Best Actor: The Year of the Ham
As noted by the recently departed Alan Rickman on his BAFTA win for Robin Hood: Prince of Thieves "Subtlety isn't everything." As far as Oscar is concerned, this year Best Actor was go big or go home. Take a look the leading men outside the bubble and you'll find mostly nuanced performances like those from Michael B. Jordan, Tom Courtenay, and Tom Hanks with their scenery unchewed. Rewarding more broad work has made this the Year of the Ham.

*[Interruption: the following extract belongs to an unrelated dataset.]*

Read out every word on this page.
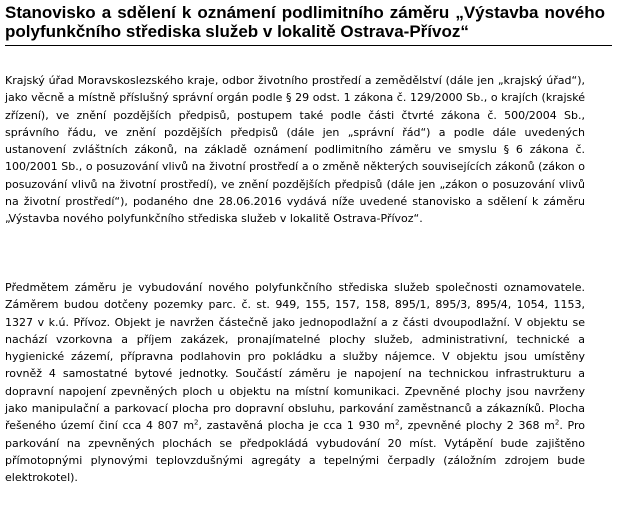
Stanovisko a sdělení k oznámení podlimitního záměru „Výstavba nového polyfunkčního střediska služeb v lokalitě Ostrava-Přívoz“

Krajský úřad Moravskoslezského kraje, odbor životního prostředí a zemědělství (dále jen „krajský úřad“), jako věcně a místně příslušný správní orgán podle § 29 odst. 1 zákona č. 129/2000 Sb., o krajích (krajské zřízení), ve znění pozdějších předpisů, postupem také podle části čtvrté zákona č. 500/2004 Sb., správního řádu, ve znění pozdějších předpisů (dále jen „správní řád“) a podle dále uvedených ustanovení zvláštních zákonů, na základě oznámení podlimitního záměru ve smyslu § 6 zákona č. 100/2001 Sb., o posuzování vlivů na životní prostředí a o změně některých souvisejících zákonů (zákon o posuzování vlivů na životní prostředí), ve znění pozdějších předpisů (dále jen „zákon o posuzování vlivů na životní prostředí“), podaného dne 28.06.2016 vydává níže uvedené stanovisko a sdělení k záměru „Výstavba nového polyfunkčního střediska služeb v lokalitě Ostrava-Přívoz“.

Předmětem záměru je vybudování nového polyfunkčního střediska služeb společnosti oznamovatele. Záměrem budou dotčeny pozemky parc. č. st. 949, 155, 157, 158, 895/1, 895/3, 895/4, 1054, 1153, 1327 v k.ú. Přívoz. Objekt je navržen částečně jako jednopodlažní a z části dvoupodlažní. V objektu se nachází vzorkovna a příjem zakázek, pronajímatelné plochy služeb, administrativní, technické a hygienické zázemí, přípravna podlahovin pro pokládku a služby nájemce. V objektu jsou umístěny rovněž 4 samostatné bytové jednotky. Součástí záměru je napojení na technickou infrastrukturu a dopravní napojení zpevněných ploch u objektu na místní komunikaci. Zpevněné plochy jsou navrženy jako manipulační a parkovací plocha pro dopravní obsluhu, parkování zaměstnanců a zákazníků. Plocha řešeného území činí cca 4 807 $m^2$, zastavěná plocha je cca 1 930 $m^2$, zpevněné plochy 2 368 $m^2$. Pro parkování na zpevněných plochách se předpokládá vybudování 20 míst. Vytápění bude zajištěno přímotopnými plynovými teplovzdušnými agregáty a tepelnými čerpadly (záložním zdrojem bude elektrokotel).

Some of the bigger choices have been more welcome than others in this field, so let's have some fun assessing the hammage:
Bryan Cranston - Trumbo
Clearly the most guilty of going big for its own sake, Cranston's nomination leaves quite a sour taste in your mouth. The performance feels built upon arched shoulders and mustaches, even if Cranston is a game actor admirably going along with the film's schlocky tone. It's not just the scenery getting chewed, but the script, the costumes, the camera, and poor Diane Lane. It's so hammy, he even shows us his hams in a prison scene.
Level of Ham: SPAM - some people like it? ¯\_(ツ)_/¯
Matt Damon - The Martian
Here's a role that actually calls upon the actor to be a ham. Matt Damon gets to use more of his natural charm than he has in anything outside of the Ocean's franchise and spends much of his performance breaking the fourth wall. He leans in on the nerd humor that's heavy on puns and dirty words, but thankfully never goes full broski. Everything lands, including his unexpected emotional moments, but this a performance playing right to the crowd. The visible hams are an obvious emaciated stunt double.